Thanks to a slowing economy and weakening dollar, the overall trade deficit fell somewhat from 2006’s record $758 billion. But the $711 billion deficit racked up in 2007 represents “many thousands of U.S. factories closed and workers laid-off,” according to AAM Deputy Director Horace Cooper.
The trade deficit set escalating records over the past five years and, as Cooper further noted, the “more than 3.3 million good paying manufacturing jobs we’ve lost since 2000 suggest that huge, ongoing trade deficits do not make for a more prosperous America.”

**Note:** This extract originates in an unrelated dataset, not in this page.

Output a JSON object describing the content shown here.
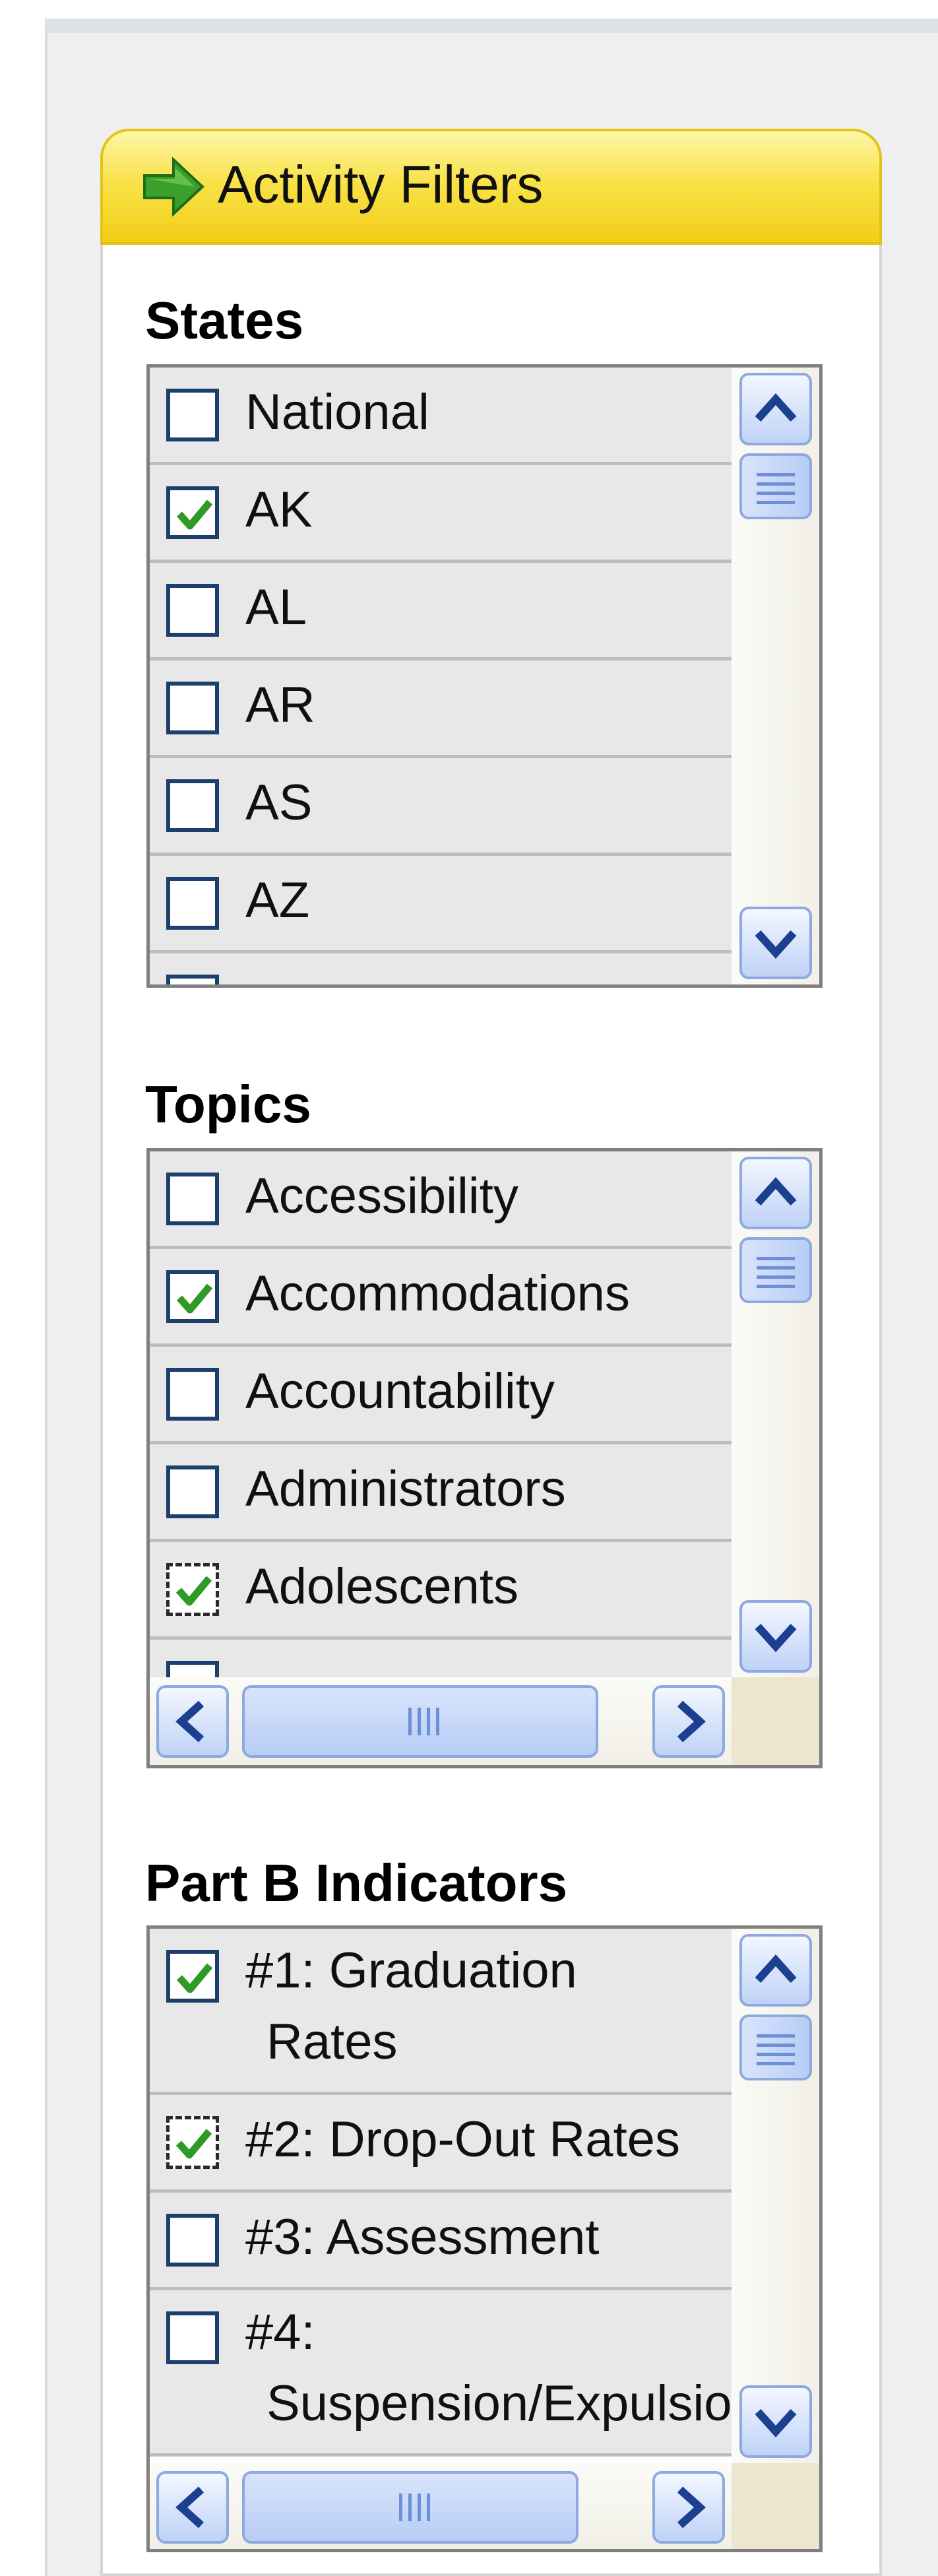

Of particular note, more than half of the roughly $500 billion U.S. trade deficit in goods in 2007 is with China. The U.S. clocked a record $256 billion trade deficit with China, which, as Cooper emphasized, underscores the “need for legislation addressing both illegal currency manipulation and unsafe imports.”
Moreover, the cumulative U.S. trade deficit with China in manufactured goods has reached $1.1 trillion since Beijing joined the World Trade Organization (WTO) in December 2001.

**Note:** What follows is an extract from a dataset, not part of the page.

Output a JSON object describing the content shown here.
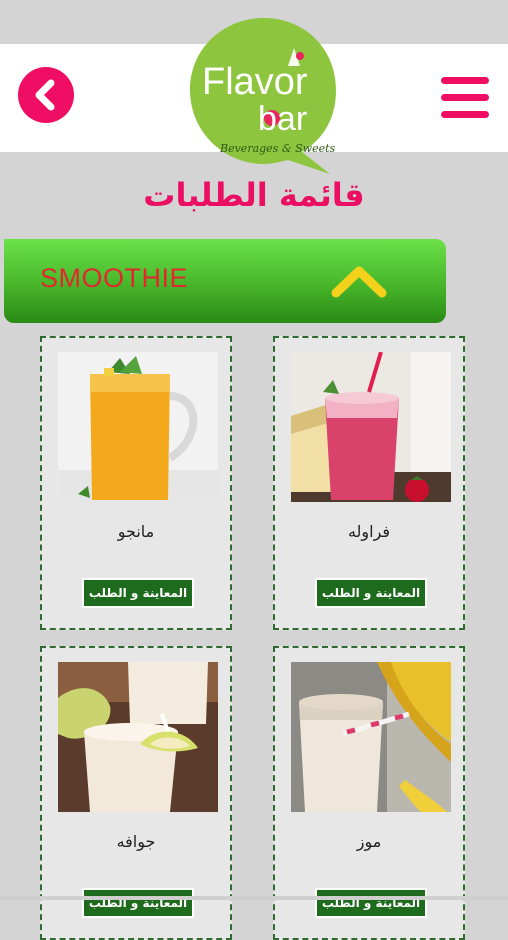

Some will point to a 6% reduction in the annual trade deficit as encouraging news. Unfortunately, similar declines have been noted when the U.S. tips into recession. From 1990 to 1991, the annual trade deficit fell from $111 billion to $76 billion. And in 2001, the deficit fell to $429 billion from a previous record of $454 billion.
These drop-offs tell us that, in tight times, the U.S. economy finds it even harder to sustain its pattern of overconsumption and net borrowing from the rest of the world.
It remains to be seen how the U.S. will fare during a new recession that seems all but inevitable. Continuing to allow good-paying manufacturing jobs to travel overseas, however, is not a recipe for success.